After blindly following Vinda, Queenie is confronted by Grindelwald at the apartment he claimed, and the next thing audiences see of her wis at Grindelwald's Nazi-like rally later in the movie. Queenie was on her way to the dark side, becoming a seemingly brainwashed follower of Grindelwald and his plan to start a war against the muggles.

What's most disappointing about Queenie's change in character is the way that it weakened one of the new series' few female characters. In general, one could argue that J.K. Rowling's second film series, Fantastic Beasts, missed a great opportunity for the series to finally focus on a heroine instead of a male hero. Harry Potter gave the world Hermione Granger, whom inspired so many young girls to embrace their braininess and brazenness, but the series still completely revolved around Harry Potter. But rather than dwelling on how great it would have been for Fantastic Beasts to make its protagonist either a person of color or a woman rather than Redmayne's Newt Scamander — because that ship sailed years ago — we're forced instead to inspect its ancillary female characters like Tina, Leta Lestrange (Zoë Kravitz), and Queenie.

Only two of the three female characters with substantial roles in Fnatastic Beasts: The Crimes of Grindelwald even make it out alive, and as heroic as Leta's death was — she sacrifices herself to stop Grindelwald from killing Newt and her boyfriend, Theseus (Callum Turner), his brother — Kravitz's character is killed off much too quickly given the amount of complexity that she adds to the story.

While Queenie survives, her character arc in this latest film relies on so many problematic stereotypes that some might think that death would have been a better fate.
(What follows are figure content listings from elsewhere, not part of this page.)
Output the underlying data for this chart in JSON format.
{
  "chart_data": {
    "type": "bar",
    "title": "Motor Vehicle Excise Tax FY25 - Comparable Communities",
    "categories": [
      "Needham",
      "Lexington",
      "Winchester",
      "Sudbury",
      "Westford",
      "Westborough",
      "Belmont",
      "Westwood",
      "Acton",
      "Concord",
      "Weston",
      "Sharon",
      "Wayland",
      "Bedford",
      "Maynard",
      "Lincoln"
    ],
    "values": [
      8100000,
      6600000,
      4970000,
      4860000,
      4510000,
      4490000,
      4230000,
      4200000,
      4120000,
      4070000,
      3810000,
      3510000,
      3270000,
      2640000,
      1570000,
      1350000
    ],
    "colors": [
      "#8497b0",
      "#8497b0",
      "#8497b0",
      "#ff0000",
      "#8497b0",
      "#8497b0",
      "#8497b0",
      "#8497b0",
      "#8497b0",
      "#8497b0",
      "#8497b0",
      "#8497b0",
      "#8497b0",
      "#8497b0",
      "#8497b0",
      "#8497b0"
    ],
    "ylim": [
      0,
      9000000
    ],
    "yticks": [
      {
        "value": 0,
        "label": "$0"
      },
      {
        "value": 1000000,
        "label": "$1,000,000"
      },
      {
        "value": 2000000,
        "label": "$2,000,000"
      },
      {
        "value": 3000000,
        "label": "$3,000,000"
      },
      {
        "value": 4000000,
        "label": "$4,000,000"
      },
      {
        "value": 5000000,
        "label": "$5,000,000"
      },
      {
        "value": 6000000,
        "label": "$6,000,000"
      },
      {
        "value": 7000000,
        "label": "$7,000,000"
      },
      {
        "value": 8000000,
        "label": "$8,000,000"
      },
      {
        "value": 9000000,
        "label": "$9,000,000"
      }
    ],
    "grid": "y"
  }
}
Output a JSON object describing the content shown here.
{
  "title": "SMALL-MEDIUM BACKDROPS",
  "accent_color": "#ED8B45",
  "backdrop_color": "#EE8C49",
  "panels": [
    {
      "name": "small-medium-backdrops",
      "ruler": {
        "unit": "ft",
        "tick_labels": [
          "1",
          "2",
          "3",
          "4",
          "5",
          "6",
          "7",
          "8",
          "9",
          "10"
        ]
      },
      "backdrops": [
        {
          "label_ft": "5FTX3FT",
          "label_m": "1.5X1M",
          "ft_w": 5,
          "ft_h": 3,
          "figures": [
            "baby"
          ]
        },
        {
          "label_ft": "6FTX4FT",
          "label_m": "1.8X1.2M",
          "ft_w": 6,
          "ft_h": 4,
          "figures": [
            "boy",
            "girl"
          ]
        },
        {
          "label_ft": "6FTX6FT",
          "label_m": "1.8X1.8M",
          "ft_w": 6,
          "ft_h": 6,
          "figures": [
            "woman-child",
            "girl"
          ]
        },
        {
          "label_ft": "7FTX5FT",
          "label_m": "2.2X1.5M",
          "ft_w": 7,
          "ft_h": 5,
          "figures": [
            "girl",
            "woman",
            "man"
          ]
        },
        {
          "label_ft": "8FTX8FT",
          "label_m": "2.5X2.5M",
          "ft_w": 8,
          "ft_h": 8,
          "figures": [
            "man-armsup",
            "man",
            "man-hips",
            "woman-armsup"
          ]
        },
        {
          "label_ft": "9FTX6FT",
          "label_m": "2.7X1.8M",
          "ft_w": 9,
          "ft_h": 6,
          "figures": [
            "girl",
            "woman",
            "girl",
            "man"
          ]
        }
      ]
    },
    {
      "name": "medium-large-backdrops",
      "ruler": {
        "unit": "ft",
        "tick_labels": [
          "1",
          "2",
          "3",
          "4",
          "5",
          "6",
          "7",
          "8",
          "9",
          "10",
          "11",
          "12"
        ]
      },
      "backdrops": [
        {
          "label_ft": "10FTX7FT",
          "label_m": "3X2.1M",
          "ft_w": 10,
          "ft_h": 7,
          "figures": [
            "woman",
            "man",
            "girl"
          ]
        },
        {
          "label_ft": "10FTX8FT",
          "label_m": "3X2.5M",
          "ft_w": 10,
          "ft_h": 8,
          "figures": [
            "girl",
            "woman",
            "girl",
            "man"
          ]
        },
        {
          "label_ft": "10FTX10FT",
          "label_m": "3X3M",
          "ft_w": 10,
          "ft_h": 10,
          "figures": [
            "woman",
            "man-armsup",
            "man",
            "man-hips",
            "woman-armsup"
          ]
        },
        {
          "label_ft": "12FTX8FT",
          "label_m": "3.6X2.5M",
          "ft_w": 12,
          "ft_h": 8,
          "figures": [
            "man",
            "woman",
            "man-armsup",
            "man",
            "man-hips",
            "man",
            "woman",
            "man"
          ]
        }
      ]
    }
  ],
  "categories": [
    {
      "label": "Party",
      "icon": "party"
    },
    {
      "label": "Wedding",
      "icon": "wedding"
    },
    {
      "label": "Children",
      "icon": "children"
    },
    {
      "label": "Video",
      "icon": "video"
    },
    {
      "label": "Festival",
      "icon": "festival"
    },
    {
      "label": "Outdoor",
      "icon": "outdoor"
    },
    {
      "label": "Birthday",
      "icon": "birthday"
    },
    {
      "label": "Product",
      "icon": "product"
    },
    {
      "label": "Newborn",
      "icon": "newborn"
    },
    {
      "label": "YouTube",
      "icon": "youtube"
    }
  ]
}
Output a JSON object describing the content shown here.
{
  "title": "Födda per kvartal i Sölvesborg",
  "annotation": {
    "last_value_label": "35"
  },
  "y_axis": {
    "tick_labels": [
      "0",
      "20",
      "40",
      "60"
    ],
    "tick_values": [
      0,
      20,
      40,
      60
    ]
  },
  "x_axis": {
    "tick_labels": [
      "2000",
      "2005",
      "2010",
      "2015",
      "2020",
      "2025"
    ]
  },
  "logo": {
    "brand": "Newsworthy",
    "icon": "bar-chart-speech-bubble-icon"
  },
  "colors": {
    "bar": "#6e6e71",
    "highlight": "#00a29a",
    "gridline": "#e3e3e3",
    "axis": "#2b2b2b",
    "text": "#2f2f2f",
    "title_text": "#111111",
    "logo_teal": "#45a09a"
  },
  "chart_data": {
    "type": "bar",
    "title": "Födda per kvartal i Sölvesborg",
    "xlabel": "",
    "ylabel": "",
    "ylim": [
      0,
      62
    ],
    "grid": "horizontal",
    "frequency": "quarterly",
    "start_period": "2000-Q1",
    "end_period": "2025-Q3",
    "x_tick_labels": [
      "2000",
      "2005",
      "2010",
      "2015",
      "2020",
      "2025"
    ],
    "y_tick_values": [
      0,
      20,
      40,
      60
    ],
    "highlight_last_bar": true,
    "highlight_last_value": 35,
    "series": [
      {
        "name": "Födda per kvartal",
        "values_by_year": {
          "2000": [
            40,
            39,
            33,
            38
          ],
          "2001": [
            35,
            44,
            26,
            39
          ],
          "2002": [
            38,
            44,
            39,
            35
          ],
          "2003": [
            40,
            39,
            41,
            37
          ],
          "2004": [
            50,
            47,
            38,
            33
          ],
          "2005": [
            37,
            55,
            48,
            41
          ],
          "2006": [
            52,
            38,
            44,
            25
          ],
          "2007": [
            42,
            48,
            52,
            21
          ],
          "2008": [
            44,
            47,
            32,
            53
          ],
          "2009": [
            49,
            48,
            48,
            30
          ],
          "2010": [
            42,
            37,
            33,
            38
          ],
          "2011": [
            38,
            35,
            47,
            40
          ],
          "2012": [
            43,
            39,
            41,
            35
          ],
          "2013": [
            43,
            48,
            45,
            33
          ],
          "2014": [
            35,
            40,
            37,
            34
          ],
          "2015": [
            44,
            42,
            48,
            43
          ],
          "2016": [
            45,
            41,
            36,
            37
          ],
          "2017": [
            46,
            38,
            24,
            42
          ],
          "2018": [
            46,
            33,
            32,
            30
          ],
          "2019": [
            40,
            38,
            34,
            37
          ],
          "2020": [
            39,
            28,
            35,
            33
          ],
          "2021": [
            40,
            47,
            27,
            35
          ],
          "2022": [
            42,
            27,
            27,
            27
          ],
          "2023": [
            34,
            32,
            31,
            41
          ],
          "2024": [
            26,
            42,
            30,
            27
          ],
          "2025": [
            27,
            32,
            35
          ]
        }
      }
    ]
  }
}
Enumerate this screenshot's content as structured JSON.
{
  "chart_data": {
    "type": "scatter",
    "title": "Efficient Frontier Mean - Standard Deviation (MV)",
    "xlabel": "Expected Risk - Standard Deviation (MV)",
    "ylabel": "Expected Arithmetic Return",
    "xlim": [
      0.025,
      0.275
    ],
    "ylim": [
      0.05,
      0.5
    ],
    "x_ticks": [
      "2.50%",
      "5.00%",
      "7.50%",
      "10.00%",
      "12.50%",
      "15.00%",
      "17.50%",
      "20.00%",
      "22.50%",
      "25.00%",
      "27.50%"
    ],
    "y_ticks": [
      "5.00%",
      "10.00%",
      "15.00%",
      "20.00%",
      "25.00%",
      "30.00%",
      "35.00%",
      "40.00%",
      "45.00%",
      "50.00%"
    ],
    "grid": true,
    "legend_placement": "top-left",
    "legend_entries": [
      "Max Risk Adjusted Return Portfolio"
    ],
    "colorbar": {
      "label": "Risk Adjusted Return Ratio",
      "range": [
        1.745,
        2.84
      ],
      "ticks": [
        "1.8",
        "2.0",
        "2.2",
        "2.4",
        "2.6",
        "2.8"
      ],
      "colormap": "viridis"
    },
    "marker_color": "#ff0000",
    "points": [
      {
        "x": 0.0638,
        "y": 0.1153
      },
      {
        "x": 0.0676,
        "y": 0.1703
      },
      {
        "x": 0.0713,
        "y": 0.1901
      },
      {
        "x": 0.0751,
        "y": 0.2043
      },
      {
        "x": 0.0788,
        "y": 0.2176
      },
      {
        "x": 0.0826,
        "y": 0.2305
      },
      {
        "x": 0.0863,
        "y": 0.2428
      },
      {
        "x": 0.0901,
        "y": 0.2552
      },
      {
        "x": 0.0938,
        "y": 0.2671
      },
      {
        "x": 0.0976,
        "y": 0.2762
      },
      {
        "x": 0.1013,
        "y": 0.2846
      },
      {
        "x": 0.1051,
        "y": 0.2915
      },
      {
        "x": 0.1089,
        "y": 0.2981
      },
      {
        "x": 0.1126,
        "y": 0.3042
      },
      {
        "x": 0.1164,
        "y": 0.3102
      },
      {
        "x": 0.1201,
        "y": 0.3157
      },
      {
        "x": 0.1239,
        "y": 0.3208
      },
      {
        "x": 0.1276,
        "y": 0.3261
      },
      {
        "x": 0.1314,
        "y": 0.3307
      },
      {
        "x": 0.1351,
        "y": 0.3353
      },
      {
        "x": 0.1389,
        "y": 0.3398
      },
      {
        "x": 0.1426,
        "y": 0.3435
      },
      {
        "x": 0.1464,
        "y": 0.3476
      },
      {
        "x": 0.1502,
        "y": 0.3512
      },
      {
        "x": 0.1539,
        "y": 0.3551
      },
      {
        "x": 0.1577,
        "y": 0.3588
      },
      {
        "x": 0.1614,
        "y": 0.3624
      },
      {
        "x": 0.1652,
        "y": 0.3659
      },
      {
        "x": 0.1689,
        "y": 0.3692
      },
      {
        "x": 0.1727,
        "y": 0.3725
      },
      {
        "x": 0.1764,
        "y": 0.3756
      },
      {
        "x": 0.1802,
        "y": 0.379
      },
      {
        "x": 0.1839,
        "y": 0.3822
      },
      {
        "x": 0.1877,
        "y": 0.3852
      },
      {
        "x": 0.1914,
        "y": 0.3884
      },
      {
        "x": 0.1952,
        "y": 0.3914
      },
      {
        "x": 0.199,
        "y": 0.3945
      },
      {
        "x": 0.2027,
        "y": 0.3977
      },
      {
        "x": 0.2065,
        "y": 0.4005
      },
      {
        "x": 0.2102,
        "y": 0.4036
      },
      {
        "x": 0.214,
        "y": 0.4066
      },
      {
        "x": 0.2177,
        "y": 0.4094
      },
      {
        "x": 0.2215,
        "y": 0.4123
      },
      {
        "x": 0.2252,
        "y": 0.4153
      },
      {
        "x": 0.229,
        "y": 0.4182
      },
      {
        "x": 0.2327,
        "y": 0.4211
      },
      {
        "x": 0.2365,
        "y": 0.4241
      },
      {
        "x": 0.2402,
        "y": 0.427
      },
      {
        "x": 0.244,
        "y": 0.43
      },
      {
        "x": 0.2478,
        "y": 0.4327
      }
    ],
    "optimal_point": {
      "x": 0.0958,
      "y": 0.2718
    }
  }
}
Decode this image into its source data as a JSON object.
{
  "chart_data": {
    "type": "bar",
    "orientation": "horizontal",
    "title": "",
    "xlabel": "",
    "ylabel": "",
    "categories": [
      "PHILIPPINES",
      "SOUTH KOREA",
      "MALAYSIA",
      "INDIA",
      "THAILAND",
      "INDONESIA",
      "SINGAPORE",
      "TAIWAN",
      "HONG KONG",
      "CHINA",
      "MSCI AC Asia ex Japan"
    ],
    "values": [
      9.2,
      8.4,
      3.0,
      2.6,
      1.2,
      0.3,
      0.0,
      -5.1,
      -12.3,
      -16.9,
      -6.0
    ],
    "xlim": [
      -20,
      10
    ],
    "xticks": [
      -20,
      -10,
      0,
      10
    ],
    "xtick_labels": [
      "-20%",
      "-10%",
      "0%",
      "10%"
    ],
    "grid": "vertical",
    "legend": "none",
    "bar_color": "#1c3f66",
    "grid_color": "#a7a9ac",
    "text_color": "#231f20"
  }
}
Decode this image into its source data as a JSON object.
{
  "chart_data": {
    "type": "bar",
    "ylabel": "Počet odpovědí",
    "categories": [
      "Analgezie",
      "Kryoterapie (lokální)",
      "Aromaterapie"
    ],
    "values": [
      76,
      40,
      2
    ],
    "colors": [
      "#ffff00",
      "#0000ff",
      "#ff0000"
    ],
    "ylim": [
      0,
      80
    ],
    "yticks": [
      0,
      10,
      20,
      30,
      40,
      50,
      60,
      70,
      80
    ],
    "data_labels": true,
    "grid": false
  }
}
To see Queenie standing next to Grindelwald at the end of the film, as a person who was clearly manipulated to the point that she could betray the ones she loves (Jacob and Tina), was to see the Harry Potter franchise turn its back on women.

Never in the series has a woman in the Potterverse shown such weakness of character. At least in the Harry Potter series, the women that audiences were led to despise, like Dolores Umbridge (Imelda Staunton) and Bellatrix Lestrange (Helena Bonham Carter), still maintained a level of determination and autonomy that suggested these women, evil as they may be, had staunch values.

If you had asked me at age 12 if a future movie within the Harry Potter universe would show a woman crying in the rain because her boyfriend didn't want to get married and because she couldn't find her sister and felt lost, I would have laughed in your face. Now, at 25, I'm deeply disappointed in the way that Rowling seems to have forgotten all of her fans who turn to her work to feel inspired by magical female characters.